Once I got rid of the dodgy connection to the Arduino it has settled down nicely during recent test rides. The zero force value at the end of a resent ride had remained the same as at the start. I can leave it running and there is almost no drift at all. I do get a slight variation in the value from day to day but its only equivalent to a kg or two of force. The Arduino’s startup code measures this value each time and stores it for use in the calculations so no affect on the forces measured unless it drifts during the ride. 

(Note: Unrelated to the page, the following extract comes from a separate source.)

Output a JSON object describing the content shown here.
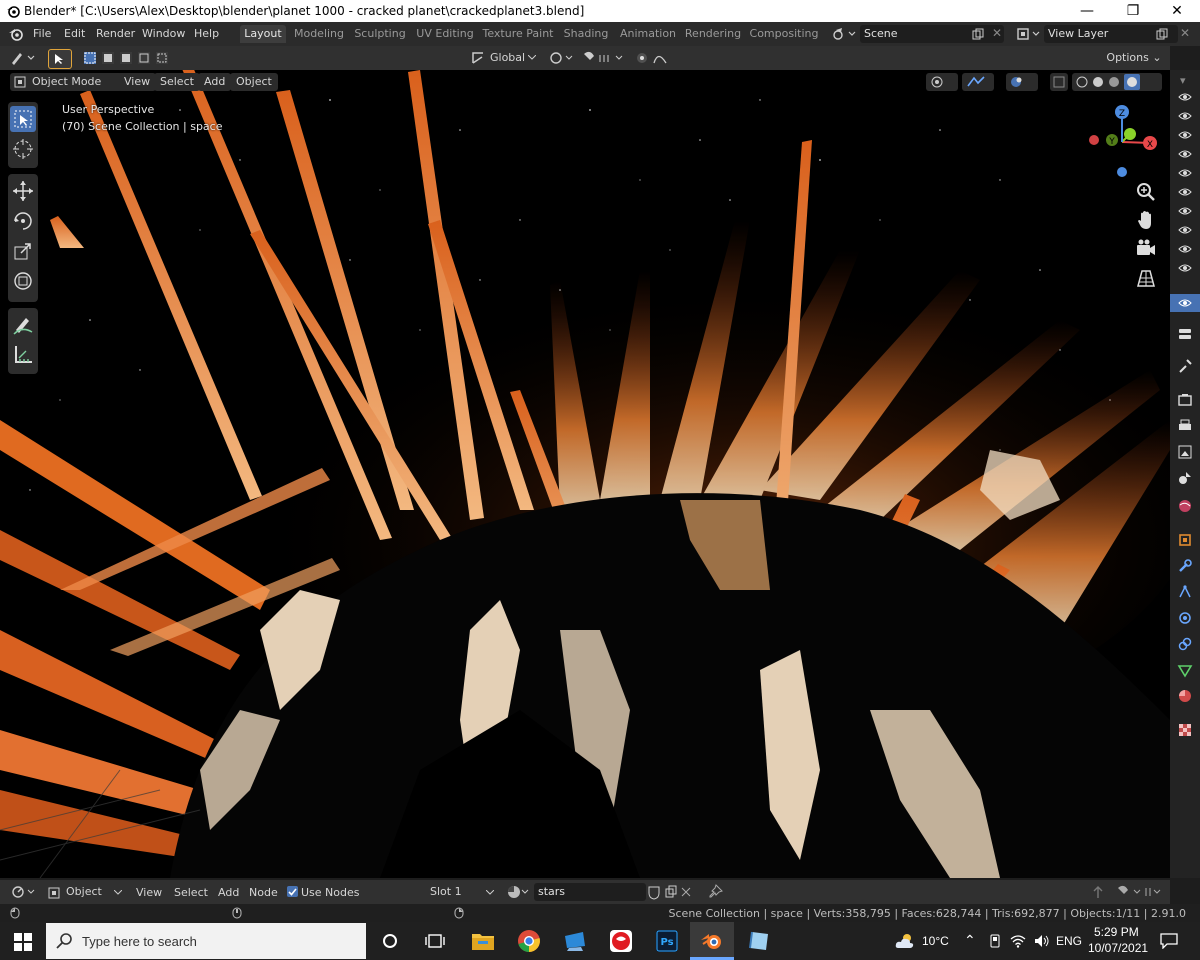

To give an idea of the amazing sensitivity of the strain gauges this graphs shows the difference between the crank being at 90o and 270o. And I was worried I had a lot of noise but its not that bad.
 [Image: jlZc4z.png]
 
Next is to get the NRF24L01 modules to communicate with each other and provide the power meter to auto shifter connection. It seems that wireless communication is challenging me again. Another challenge would be connecting to an ANT+ device, Arduino code is available that suggests can provide a link. 

After that is taking the project to the exciting and new territory in the world of cycling, mapping optimum cadence against power output. BioShift have made a start but there system will always be limited by the ratio steps of derailleur gears. They talk about a sophisticated algorithm that can tell your fatigue level and calculate FTP *on-the-fly*. That’s what l want to  start to learning about.